Assessment of fibrosis in infarcted human hearts by analysis of ultrasonic backscatter.

Abstract

In animal hearts, the magnitude of integrated ultrasonic backscatter is increased in fibrotic myocardium. Our purpose in this study was to quantitate the relationship between ultrasonic backscatter and collagen deposition in 10 excised human hearts with old infarcts. A 2.25 MHz, 50% fractional bandwidth transducer was positioned at the transducer focal distance from the epicardium of each specimen. The radio frequency backscatter signal was digitized, squared, and integrated to yield the integrated ultrasonic backscatter, which was referenced to the backscatter from a water/steel interface. The interrogated myocardium was then excised and divided into two portions. One portion was assayed for hydroxyproline, a marker for collagen. A second portion was sectioned, stained with Masson's trichrome, and studied with the use of a computer-assisted image analysis system. There was a linear correlation between the magnitude of integrated backscatter and myocardial collagen content estimated by hydroxyproline assay (r = .78). Quantitative histologic analysis revealed a variable relationship between the transmural distribution of collagen and the corresponding transmural pattern of the backscatter signal.
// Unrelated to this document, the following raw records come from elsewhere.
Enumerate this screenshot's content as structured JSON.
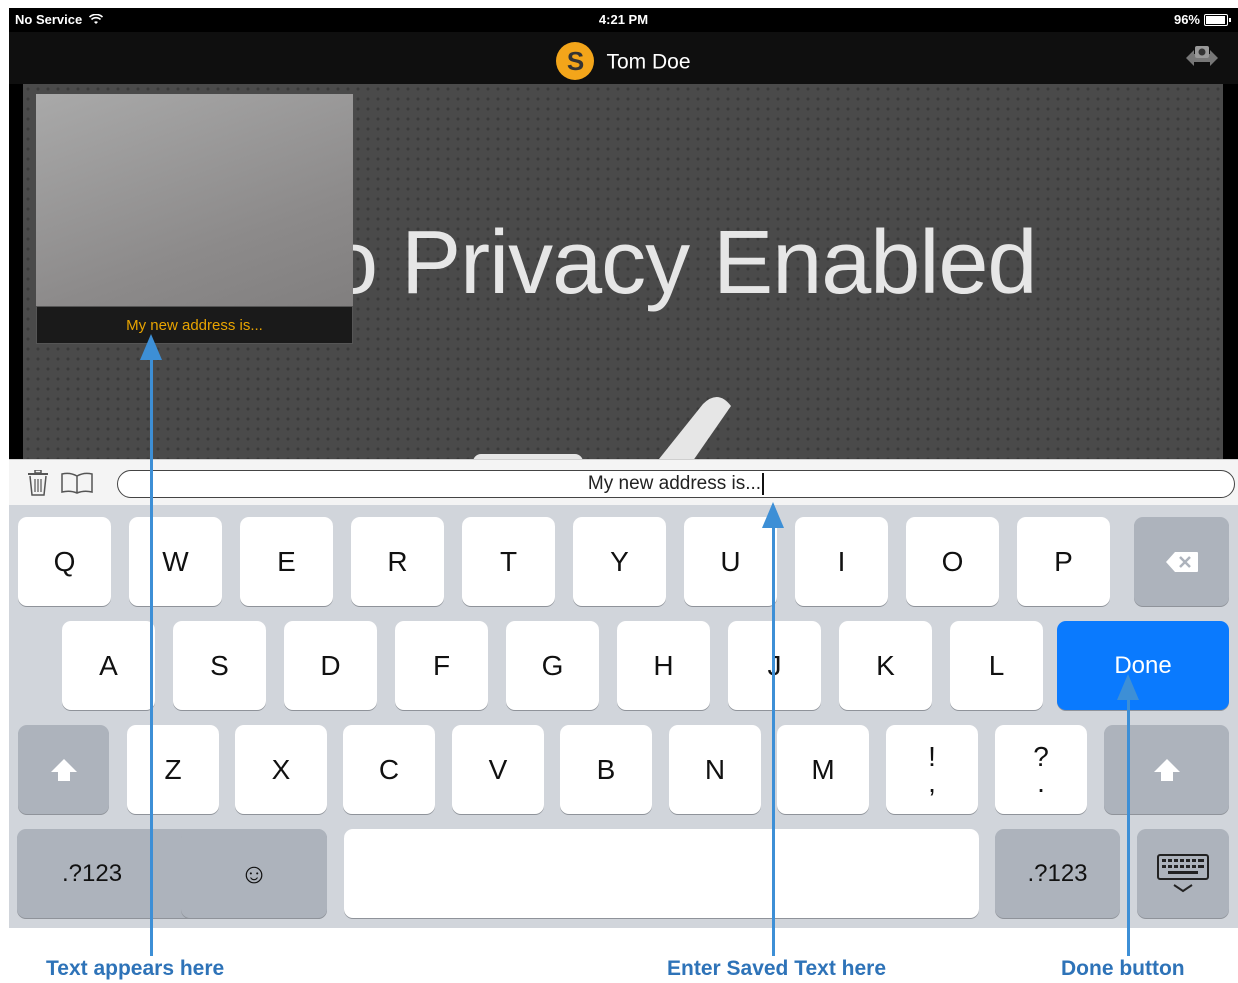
{
  "status_bar": {
    "carrier": "No Service",
    "time": "4:21 PM",
    "battery": "96%"
  },
  "nav": {
    "title": "Tom Doe",
    "logo_letter": "S",
    "camera_icon": "camera-switch-icon"
  },
  "video": {
    "privacy_text": "eo Privacy Enabled",
    "self_caption": "My new address is..."
  },
  "input": {
    "value": "My new address is...",
    "trash_icon": "trash-icon",
    "book_icon": "book-icon"
  },
  "keyboard": {
    "row1": [
      "Q",
      "W",
      "E",
      "R",
      "T",
      "Y",
      "U",
      "I",
      "O",
      "P"
    ],
    "row2": [
      "A",
      "S",
      "D",
      "F",
      "G",
      "H",
      "J",
      "K",
      "L"
    ],
    "row3": [
      "Z",
      "X",
      "C",
      "V",
      "B",
      "N",
      "M"
    ],
    "punct1": {
      "top": "!",
      "bottom": ","
    },
    "punct2": {
      "top": "?",
      "bottom": "."
    },
    "done_label": "Done",
    "numbers_label": ".?123",
    "emoji": "☺",
    "delete_icon": "delete-icon",
    "shift_icon": "shift-icon",
    "hide_keyboard_icon": "keyboard-hide-icon",
    "accent": "#0a7afe"
  },
  "callouts": {
    "text_appears": "Text appears here",
    "enter_text": "Enter Saved Text here",
    "done_button": "Done button",
    "color": "#3d8fd6"
  }
}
In two specimens exhibiting a discrete layer of subendocardial fibrosis, the backscatter amplitude was also increased in the subendocardial region. In specimens with other patterns of fibrosis, the local backscatter amplitude did not correspond to the transmural pattern of collagen distribution. We conclude that the quantitative analysis of ultrasonic backscatter shows promise for the noninvasive evaluation of myocardial fibrosis after infarction.